Clarion West students work to build collegiality, but the workshop tone is set by the instructor.

Case in point: Week One

Michael Bishop was wonderful, a pro. Right out of the gate, he launched into an enlightening lecture on the evils of passive voice and tired phrases, and discussed the useful concept of the “object correlative.” During week one, it was clear that Bishop expected us to be familiar with more than just work in our chosen genre. We discussed James Joyce, Eliot, and Robert Hass. We talked about Flannery O’Connor and characterization, “say-able” dialogue and careful prose. And we wrote our butts off, with a different short piece due each day on a particular theme. The extraordinary part, one I dearly loved, was the fact that the stories were turned in anonymously, and Bishop read them aloud for us to critique.

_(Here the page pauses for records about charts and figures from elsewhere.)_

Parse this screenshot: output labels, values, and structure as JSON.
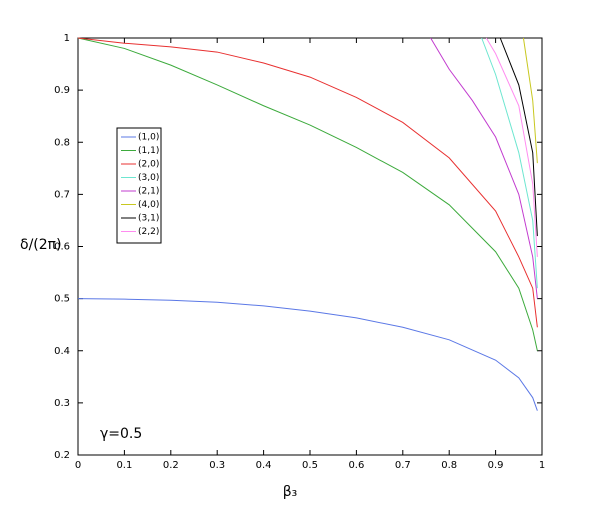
{
  "chart_data": {
    "type": "line",
    "xlabel": "β₃",
    "ylabel": "δ/(2π)",
    "annotation": "γ=0.5",
    "xlim": [
      0,
      1
    ],
    "ylim": [
      0.2,
      1
    ],
    "xticks": [
      0,
      0.1,
      0.2,
      0.3,
      0.4,
      0.5,
      0.6,
      0.7,
      0.8,
      0.9,
      1
    ],
    "yticks": [
      0.2,
      0.3,
      0.4,
      0.5,
      0.6,
      0.7,
      0.8,
      0.9,
      1
    ],
    "legend": "left",
    "series": [
      {
        "name": "(1,0)",
        "color": "#5b78e6",
        "x": [
          0,
          0.1,
          0.2,
          0.3,
          0.4,
          0.5,
          0.6,
          0.7,
          0.8,
          0.9,
          0.95,
          0.98,
          0.99
        ],
        "values": [
          0.5,
          0.499,
          0.497,
          0.493,
          0.486,
          0.476,
          0.463,
          0.445,
          0.421,
          0.382,
          0.348,
          0.31,
          0.285
        ]
      },
      {
        "name": "(1,1)",
        "color": "#3caa3c",
        "x": [
          0,
          0.1,
          0.2,
          0.3,
          0.4,
          0.5,
          0.6,
          0.7,
          0.8,
          0.9,
          0.95,
          0.98,
          0.99
        ],
        "values": [
          1,
          0.98,
          0.948,
          0.91,
          0.87,
          0.833,
          0.79,
          0.742,
          0.68,
          0.59,
          0.52,
          0.44,
          0.4
        ]
      },
      {
        "name": "(2,0)",
        "color": "#e83030",
        "x": [
          0,
          0.1,
          0.2,
          0.3,
          0.4,
          0.5,
          0.6,
          0.7,
          0.8,
          0.9,
          0.95,
          0.98,
          0.99
        ],
        "values": [
          1,
          0.99,
          0.983,
          0.973,
          0.952,
          0.925,
          0.886,
          0.838,
          0.77,
          0.668,
          0.58,
          0.52,
          0.445
        ]
      },
      {
        "name": "(3,0)",
        "color": "#6de6d0",
        "x": [
          0.87,
          0.9,
          0.95,
          0.98,
          0.99
        ],
        "values": [
          1,
          0.93,
          0.78,
          0.65,
          0.52
        ]
      },
      {
        "name": "(2,1)",
        "color": "#c23ccf",
        "x": [
          0.76,
          0.8,
          0.85,
          0.9,
          0.95,
          0.98,
          0.99
        ],
        "values": [
          1,
          0.94,
          0.88,
          0.81,
          0.7,
          0.58,
          0.5
        ]
      },
      {
        "name": "(4,0)",
        "color": "#c8c820",
        "x": [
          0.96,
          0.98,
          0.99
        ],
        "values": [
          1,
          0.88,
          0.76
        ]
      },
      {
        "name": "(3,1)",
        "color": "#000000",
        "x": [
          0.91,
          0.95,
          0.98,
          0.99
        ],
        "values": [
          1,
          0.91,
          0.78,
          0.62
        ]
      },
      {
        "name": "(2,2)",
        "color": "#ff8cf0",
        "x": [
          0.88,
          0.9,
          0.95,
          0.98,
          0.99
        ],
        "values": [
          1,
          0.97,
          0.87,
          0.72,
          0.58
        ]
      }
    ]
  }
}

The quality of those early stories blew me away. I had found myself in the company of some brilliant people. Good place to be to grow as a writer! In this process, Bishop taught us how to workshop stories without blasting authors. It set a marvelous tone for the weeks to come. Bishop himself was positive and humorous, a delightful guy.

On Tuesday, we attended a reading at the UW Bookstore where he read from a recent anthology he edited entitled Cross of Centuries. His selection was a fabulous re-imagining of Christ as a woman. Definitely worth the read.

2 thoughts on “Clarion West Narrative: some tidbits”

  1. So true, that the instructor set the tone. The admins have that down!

    I'm so glad you captured this–even in this short space, there are things that I didn't get down and would've forgotten completely.

    I loved, loved, loved Michael. I wanted to adopt him as my writer-dad. That said, I thought Week One was one of the most stressful, even without critiques, though, because of the daily deadlines. Michael was caring, but he was also a harsh taskmaster!

    Looking forward to your posts. I spent my writing time working on one, but mine are looooong. Probably too long for blogdom. 🙂

  2. Some are long, but highly informative and entertaining! I look forward to your posts, too.